AT&T has taken swift action after a massive security breach has exposed millions of its customer’s records online. This exclusive report from TechCrunch reveals that the telecom giant has initiated a mass reset of account passcodes following the discovery that the leaked data includes encrypted passcodes that can be used to access customer accounts.
According to TechCrunch, a security researcher who analyzed the leaked data found that the encrypted passcodes were easy to decipher, leading to immediate action from AT&T. The telecom company was made aware of the security researcher’s findings and quickly launched an investigation supported by internal and external cybersecurity experts.
“Based on our preliminary analysis, the data set appears to be from 2019 or earlier, impacting approximately 7.6 million current AT&T account holders and approximately 65.4 million former account holders,” AT&T said in a statement provided on Saturday.
“AT&T does not have evidence of unauthorized access to its systems resulting in exfiltration of the data set,” the statement continued.
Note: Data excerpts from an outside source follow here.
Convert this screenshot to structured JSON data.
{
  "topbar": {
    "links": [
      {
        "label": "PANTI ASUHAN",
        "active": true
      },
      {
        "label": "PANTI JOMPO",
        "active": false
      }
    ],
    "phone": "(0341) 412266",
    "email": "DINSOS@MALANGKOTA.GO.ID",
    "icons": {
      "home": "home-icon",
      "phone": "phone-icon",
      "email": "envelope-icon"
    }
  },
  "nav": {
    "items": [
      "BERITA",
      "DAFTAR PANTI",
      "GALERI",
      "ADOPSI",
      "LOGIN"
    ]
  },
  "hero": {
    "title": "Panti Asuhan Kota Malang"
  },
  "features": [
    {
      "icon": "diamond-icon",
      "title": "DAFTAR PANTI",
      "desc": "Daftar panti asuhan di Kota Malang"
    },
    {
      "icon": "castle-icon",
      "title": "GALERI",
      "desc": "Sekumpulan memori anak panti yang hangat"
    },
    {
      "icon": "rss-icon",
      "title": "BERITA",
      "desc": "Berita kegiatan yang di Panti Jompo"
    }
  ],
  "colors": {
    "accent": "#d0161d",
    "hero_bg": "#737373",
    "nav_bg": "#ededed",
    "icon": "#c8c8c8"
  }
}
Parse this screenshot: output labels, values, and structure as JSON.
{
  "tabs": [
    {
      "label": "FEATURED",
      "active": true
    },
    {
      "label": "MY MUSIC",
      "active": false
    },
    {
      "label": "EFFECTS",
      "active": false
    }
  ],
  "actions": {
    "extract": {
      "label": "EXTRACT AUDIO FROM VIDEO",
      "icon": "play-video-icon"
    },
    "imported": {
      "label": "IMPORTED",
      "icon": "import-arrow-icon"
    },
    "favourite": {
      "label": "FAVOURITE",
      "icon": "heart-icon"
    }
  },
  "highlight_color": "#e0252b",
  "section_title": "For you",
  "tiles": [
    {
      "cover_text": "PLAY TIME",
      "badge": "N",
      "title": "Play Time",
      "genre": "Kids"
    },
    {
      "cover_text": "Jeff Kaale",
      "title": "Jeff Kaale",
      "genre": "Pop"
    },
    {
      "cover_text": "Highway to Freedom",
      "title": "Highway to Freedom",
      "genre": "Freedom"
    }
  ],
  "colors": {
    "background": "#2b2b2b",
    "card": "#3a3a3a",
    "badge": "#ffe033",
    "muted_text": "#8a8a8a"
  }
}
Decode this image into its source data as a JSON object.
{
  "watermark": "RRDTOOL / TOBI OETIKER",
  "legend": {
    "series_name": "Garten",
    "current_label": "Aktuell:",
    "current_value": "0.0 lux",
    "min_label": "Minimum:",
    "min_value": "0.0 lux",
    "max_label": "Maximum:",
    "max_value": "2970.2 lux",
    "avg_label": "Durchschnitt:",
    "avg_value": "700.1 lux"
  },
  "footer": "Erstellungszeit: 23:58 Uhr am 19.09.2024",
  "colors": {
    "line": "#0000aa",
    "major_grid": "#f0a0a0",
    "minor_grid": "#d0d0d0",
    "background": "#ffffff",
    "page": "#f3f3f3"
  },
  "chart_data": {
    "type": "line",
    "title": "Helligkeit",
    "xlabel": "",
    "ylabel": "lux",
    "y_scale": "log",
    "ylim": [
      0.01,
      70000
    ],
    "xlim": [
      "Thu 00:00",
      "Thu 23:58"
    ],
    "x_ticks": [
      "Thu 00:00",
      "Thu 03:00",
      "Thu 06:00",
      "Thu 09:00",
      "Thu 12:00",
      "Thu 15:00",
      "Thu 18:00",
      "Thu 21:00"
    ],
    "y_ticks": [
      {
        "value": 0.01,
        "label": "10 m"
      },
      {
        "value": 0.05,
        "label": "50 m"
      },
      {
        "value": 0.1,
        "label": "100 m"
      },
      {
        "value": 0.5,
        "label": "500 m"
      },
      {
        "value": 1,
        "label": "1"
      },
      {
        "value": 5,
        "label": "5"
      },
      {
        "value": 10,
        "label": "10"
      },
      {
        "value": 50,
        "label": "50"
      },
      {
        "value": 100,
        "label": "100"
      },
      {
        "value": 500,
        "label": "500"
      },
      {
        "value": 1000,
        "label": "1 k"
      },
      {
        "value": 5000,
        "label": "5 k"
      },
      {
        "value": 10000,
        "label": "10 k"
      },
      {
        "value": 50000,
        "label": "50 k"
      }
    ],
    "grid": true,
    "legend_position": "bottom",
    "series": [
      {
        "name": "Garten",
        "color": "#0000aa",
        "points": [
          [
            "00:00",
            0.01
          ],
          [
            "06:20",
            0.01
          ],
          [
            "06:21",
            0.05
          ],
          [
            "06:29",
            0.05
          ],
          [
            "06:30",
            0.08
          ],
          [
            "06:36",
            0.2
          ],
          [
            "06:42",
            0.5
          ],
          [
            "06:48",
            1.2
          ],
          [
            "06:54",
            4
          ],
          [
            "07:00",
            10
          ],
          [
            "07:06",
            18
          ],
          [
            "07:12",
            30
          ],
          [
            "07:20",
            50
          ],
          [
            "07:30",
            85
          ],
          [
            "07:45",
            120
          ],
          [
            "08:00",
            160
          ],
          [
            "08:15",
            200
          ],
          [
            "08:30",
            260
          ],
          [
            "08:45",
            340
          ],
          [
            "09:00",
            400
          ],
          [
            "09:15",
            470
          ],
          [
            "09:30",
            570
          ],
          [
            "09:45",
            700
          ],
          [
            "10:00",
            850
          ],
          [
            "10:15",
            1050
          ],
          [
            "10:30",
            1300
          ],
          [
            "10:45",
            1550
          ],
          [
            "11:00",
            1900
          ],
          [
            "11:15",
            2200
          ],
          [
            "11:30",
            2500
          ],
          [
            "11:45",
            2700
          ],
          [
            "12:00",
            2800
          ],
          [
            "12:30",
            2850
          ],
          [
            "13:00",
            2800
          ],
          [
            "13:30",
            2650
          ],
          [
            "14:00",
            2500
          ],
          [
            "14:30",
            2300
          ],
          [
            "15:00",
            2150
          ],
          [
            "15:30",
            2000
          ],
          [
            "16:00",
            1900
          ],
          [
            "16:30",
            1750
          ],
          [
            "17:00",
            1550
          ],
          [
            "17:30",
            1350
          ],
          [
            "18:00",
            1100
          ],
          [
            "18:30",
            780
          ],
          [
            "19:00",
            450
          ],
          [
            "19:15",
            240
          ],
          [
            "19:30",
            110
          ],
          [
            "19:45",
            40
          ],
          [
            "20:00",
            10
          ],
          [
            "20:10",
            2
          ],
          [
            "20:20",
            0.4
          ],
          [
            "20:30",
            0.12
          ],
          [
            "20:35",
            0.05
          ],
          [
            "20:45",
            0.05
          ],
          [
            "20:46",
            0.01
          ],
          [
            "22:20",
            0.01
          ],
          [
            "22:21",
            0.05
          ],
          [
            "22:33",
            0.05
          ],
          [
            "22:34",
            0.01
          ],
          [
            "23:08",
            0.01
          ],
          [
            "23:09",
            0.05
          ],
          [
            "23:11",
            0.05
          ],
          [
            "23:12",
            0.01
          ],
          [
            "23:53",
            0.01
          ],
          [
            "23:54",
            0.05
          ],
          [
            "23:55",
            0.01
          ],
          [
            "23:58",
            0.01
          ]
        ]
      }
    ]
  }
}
TechCrunch chose to withhold this story until AT&T could begin resetting customer account passcodes, highlighting the seriousness of the situation. It was only recently that AT&T acknowledged that the leaked data did, in fact, belong to its customers – nearly three years after a hacker claimed to have stolen 73 million AT&T customer records. Until now, AT&T had denied any breach in its systems.
In March, a data seller posted the full 73 million alleged AT&T records on a known cybercrime forum, providing a more comprehensive analysis of the leaked data. It has since been confirmed by AT&T customers that their leaked account data is accurate, revealing personal information such as names, home addresses, phone numbers, dates of birth, and Social Security numbers.
The security researcher who analyzed the leaked data also discovered that each record included encrypted account passcodes. In a video call with TechCrunch, the researcher demonstrated how they were able to unscramble the data into plaintext passcodes. To further validate these findings, the researcher cross-checked the records against account passcodes known only to them.
This breaking news is ongoing, and more updates will follow as the situation unfolds.